SNP calls for Met Police to investigate Tory election fraud
Police forces are now investigating whether the Tories breached election spending by failing to record accommodation costs for activists

The SNP has called on the Metropolitan Police to investigate whether the Conservatives fraudulently recorded local candidate spending as part of their national expenditure.
SNP MP Pete Wishart wrote to the Met Police to call for an investigation into whether the Tories attempted to subvert the Representation of the People Act in the way they recorded their election spending.
"Currently there are some 10 police forces investigating the electoral expenditure of some 28 Conservative candidates who contested the 2015 General Election," he said in a letter disclosed to Channel 4 News.
"Where the ongoing cases will take their legal course, the Conservative Party as a whole must be properly investigated to ascertain if there was any systematic attempt to circumvent electoral legislation defining candidate and national expenditure.

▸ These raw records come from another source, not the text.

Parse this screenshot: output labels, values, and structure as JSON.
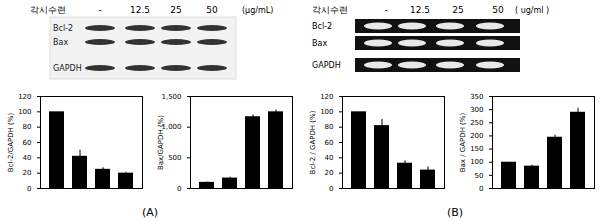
{
  "chart_data": [
    {
      "type": "bar",
      "ylabel": "Bcl-2/GAPDH (%)",
      "categories": [
        null,
        null,
        null,
        null
      ],
      "values": [
        100,
        42,
        25,
        20
      ],
      "errors": [
        0,
        8,
        2,
        1
      ],
      "color": "#000000",
      "ylim": [
        0,
        120
      ],
      "yticks": [
        0,
        20,
        40,
        60,
        80,
        100,
        120
      ],
      "tick_labels": "y"
    },
    {
      "type": "bar",
      "ylabel": "Bax/GAPDH (%)",
      "categories": [
        null,
        null,
        null,
        null
      ],
      "values": [
        100,
        170,
        1170,
        1250
      ],
      "errors": [
        5,
        15,
        30,
        30
      ],
      "color": "#000000",
      "ylim": [
        0,
        1500
      ],
      "yticks": [
        0,
        500,
        1000,
        1500
      ],
      "tick_labels": "y"
    },
    {
      "type": "bar",
      "ylabel": "Bcl-2 / GAPDH (%)",
      "categories": [
        null,
        null,
        null,
        null
      ],
      "values": [
        100,
        82,
        33,
        24
      ],
      "errors": [
        0,
        8,
        3,
        4
      ],
      "color": "#000000",
      "ylim": [
        0,
        120
      ],
      "yticks": [
        0,
        20,
        40,
        60,
        80,
        100,
        120
      ],
      "tick_labels": "y"
    },
    {
      "type": "bar",
      "ylabel": "Bax / GAPDH (%)",
      "categories": [
        null,
        null,
        null,
        null
      ],
      "values": [
        100,
        85,
        195,
        290
      ],
      "errors": [
        0,
        4,
        8,
        15
      ],
      "color": "#000000",
      "ylim": [
        0,
        350
      ],
      "yticks": [
        0,
        50,
        100,
        150,
        200,
        250,
        300,
        350
      ],
      "tick_labels": "y"
    }
  ],
  "blots": [
    {
      "panel": "(A)",
      "treatment": "각시수련",
      "lanes": [
        "-",
        "12.5",
        "25",
        "50"
      ],
      "unit": "(μg/mL)",
      "bands": [
        "Bcl-2",
        "Bax",
        "GAPDH"
      ]
    },
    {
      "panel": "(B)",
      "treatment": "각시수련",
      "lanes": [
        "-",
        "12.5",
        "25",
        "50"
      ],
      "unit": "( ug/ml )",
      "bands": [
        "Bcl-2",
        "Bax",
        "GAPDH"
      ]
    }
  ]
}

"If evidence is found of wrongdoing I am asking you to submit that evidence to the Director of Public Prosecutions."
Police forces are now investigating whether the Tories breached election spending rules by failing to record accommodation costs for bussing activists to key constituencies.
They are alleged to have recorded the costs as part of national campaign spending, rather than as part of candidates' spending.
Up to 29 Conservative candidates are thought to have benefitted from the Tory "Battlebus" campaigns.
The Conservatives said they failed to register the costs following an investigation by Channel 4, blaming an "administrative error".